Alors, après quelques minutes, je l’entraîne avec moi de force à entrer dans l’eau cristalline non sans rire doucement. Mes bras viennent se nouer autour de sa nuque, mes jambes autour de ses hanches « Je n’ai pas oublié ce que tu m’as dit tout à l’heure… » je laisse volontairement un blanc pour lui laisser le temps de comprendre où je voulais en venir « Et comme je trouve injuste cette décision que TU aurais la planche et que JE devrais te suivre à la nage… » un petit sourire malicieux s’affiche alors sur mes lèvres alors que je suis toujours dans ses bras « Je propose qu’on détermine tout de suite équitablement celui qui aura droit à la planche. Le premier arrivé à ce rocher là-bas à gagner ». Mes bras toujours noués autour de sa nuque, je me recule un peu pour lui demander avec amusement « Acceptez-vous le défi, Monsieur Strange ? ».
Peut-être qu’il ne devrait pas penser à ce futur qu’il aimerait avoir avec elle, à cette famille dont il se met à rêver silencieusement, à cette envie qu’il exprime pour la première fois en caressant son ventre en cherchant à oublier le fait qu’on élève pas des enfants dans un gang qu’il ne ferait jamais courir un tel risque à sa propre famille.
« J’ai une vue très agréable d’ici ! En effet, c’est vraiment beau » Il se tourne vers elle alors qu’elle est en train de le prendre en photo. « Mais !! » dit-il faussement offusqué, faisant gicler l’eau vers elle sans l’atteindre.
« Je ne sais pas…J’ai signé pour que mon deuxième roman paraisse en octobre… Je n’ai pas encore écrit un mot. Mon éditeur me met un peu la pression pour que je me lance, mais je n’y arrive pas… » Il l’écoute, son regard se faisant plus bienveillant. « Tu ne pourrais pas lui demander de reculer la date ? » Il ne connait pas le monde de l’édition mais se doute que ces quelques mois sont aujourd’hui bien trop courts pour écrire un livre, le réviser, l’éditer et le publier, il n’y aura sûrement d’autres choix que de repousser cette date de sortie. « J’ai essayé ces dernières semaines… plusieurs fois. Rien ne vient… » La culpabilité se glisse dans son cœur, sournoise, pour lui rappeler que tout est de sa faute, qu’il est responsable de cette page blanche, que c’est à cause de lui qu’elle n’arrive pas à écrire une ligne. Pourtant il se force à ne pas y penser s’approchant de la jeune journalise. « Ca reviendra. Laisse toi du temps. » souffle-t-il doucement. « Ca ne sert à rien de te forcer. »
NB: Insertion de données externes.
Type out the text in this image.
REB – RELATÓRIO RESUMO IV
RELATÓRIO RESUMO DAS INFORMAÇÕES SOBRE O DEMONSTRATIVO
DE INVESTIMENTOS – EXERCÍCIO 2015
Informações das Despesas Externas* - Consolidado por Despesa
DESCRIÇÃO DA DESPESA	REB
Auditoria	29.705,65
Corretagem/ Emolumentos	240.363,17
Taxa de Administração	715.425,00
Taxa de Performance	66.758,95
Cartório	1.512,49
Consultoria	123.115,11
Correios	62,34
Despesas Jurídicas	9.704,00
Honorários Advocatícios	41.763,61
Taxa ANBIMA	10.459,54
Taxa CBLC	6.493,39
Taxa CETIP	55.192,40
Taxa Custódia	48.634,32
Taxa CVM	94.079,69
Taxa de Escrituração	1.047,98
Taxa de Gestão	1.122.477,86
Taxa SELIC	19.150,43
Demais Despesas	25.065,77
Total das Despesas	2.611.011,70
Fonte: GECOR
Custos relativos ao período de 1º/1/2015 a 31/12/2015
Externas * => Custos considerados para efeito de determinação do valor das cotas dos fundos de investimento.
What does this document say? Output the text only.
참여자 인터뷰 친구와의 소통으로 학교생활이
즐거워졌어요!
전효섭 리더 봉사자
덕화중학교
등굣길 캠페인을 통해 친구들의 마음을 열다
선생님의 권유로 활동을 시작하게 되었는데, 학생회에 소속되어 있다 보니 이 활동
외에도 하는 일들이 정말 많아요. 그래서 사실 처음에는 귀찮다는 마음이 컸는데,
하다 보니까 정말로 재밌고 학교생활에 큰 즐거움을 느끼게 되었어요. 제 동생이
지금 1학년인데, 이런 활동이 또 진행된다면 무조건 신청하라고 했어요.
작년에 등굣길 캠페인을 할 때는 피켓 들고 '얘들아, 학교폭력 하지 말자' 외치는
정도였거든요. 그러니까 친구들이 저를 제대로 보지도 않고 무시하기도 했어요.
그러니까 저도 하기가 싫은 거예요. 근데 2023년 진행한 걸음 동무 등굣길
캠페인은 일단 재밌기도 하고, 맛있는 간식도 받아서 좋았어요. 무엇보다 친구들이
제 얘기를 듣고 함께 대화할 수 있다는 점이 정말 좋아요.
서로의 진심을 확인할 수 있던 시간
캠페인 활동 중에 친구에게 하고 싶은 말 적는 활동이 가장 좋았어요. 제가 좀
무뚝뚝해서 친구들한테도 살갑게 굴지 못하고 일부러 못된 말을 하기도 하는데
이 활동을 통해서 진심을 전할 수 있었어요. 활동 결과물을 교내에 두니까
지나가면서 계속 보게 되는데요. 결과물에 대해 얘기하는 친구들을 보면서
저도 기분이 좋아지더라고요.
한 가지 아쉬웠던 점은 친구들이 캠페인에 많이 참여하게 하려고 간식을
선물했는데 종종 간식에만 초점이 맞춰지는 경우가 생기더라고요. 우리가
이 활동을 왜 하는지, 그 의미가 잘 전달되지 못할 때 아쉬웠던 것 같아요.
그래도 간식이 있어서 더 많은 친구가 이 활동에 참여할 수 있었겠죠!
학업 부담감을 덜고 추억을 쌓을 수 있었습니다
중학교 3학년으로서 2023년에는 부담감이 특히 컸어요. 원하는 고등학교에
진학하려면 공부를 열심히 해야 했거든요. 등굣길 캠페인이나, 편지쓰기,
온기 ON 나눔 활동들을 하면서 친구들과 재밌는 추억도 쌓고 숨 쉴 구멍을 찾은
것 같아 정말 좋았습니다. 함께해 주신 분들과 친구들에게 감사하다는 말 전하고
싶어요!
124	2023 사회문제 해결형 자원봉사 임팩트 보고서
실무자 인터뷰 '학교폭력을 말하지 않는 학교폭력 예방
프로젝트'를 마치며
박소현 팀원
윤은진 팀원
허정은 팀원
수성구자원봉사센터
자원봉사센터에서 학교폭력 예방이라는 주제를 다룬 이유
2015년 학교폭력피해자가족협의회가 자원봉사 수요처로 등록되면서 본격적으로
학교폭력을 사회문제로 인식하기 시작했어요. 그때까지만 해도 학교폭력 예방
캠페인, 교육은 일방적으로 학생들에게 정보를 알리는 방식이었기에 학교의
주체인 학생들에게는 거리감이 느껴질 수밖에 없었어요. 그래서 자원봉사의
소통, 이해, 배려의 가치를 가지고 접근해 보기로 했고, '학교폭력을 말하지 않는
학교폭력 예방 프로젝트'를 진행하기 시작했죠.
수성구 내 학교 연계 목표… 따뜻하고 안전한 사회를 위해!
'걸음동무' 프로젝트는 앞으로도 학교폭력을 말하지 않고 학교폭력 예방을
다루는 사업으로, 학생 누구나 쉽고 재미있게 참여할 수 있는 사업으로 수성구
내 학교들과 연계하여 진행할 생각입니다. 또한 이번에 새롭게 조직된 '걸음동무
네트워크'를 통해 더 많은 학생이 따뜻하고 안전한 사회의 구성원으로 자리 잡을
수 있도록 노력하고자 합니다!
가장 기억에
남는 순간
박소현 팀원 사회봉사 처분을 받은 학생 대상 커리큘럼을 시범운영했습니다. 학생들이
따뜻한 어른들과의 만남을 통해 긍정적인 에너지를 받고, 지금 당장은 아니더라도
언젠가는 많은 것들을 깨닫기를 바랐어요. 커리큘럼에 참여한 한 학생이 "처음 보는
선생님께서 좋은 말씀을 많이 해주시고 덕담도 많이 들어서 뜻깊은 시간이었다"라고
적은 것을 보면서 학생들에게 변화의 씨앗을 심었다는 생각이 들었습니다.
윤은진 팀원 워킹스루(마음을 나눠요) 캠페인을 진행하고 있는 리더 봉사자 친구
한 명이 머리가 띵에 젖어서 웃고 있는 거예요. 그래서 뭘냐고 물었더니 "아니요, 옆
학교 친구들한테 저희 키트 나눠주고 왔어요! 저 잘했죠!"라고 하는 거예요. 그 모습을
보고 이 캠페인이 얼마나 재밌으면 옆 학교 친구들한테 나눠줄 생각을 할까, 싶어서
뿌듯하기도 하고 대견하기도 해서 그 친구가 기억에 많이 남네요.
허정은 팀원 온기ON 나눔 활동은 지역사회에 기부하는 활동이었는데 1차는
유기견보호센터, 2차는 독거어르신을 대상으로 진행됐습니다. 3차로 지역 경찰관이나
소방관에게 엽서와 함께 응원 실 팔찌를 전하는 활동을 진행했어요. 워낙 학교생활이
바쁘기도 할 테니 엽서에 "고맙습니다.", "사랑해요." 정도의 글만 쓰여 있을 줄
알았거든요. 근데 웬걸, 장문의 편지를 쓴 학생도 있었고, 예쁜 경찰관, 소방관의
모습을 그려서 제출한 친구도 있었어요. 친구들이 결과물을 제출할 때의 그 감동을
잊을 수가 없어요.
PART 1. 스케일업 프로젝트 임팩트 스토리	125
Alec se laisse entraîner dans l’eau en riant et lorsque la jeune femme vient s’agripper à son cou, ses mains viennent caresser son dos, content d’être dans ce lieu paradisiaque loin des soucis de Brisbane. « Je n’ai pas oublié ce que tu m’as dit tout à l’heure… » Il y a un moment de silence, pendant lequel un léger sourire étire ses lèvres, son regard s’attardant dans le sien. Parce qu’il pense à cette conversation, ce futur qu’il se laisse envisager, l’envie de plus en plus présente d’une famille qu’il aimerait avoir avec elle. « Et comme je trouve injuste cette décision que TU aurais la planche et que JE devrais te suivre à la nage… » Si son regard surpris de la tournure de la conversation le trahit, il ne peut s’empêcher de rire. « Je propose qu’on détermine tout de suite équitablement celui qui aura droit à la planche. Le premier arrivé à ce rocher là-bas à gagner. Acceptez-vous le défi, Monsieur Strange ? ». En temps normal il n’aurait pas hésité une seule seconde à accepter le défi, mais son regard lui se pose immédiatement sur cette épaule qui commence enfin à cicatriser, il vient l’attraper pour la ramener contre lui et avec un regard désolé. « Je pense pas que ce soit une bonne idée avec ton épaule Mia. » Bien sûr qu’il lit la déception dans ses yeux, le rappel à la réalité qu’ils ont voulu laisser derrière eux, aussi il sourit, venant caresser sa joue avant de déposer un baiser sur son cou. « Ok peut être que je te laisserais un bout de planche, si t’es gentille. » Il trace la courbe de son cou de ses lèvres, ses mains venant la serrer un peu plus contre lui. « La prochaine fois on fera la course. » La prochaine fois, le futur voyage, le futur tout court, le besoin d’oublier le passé et de ne penser qu’au présent.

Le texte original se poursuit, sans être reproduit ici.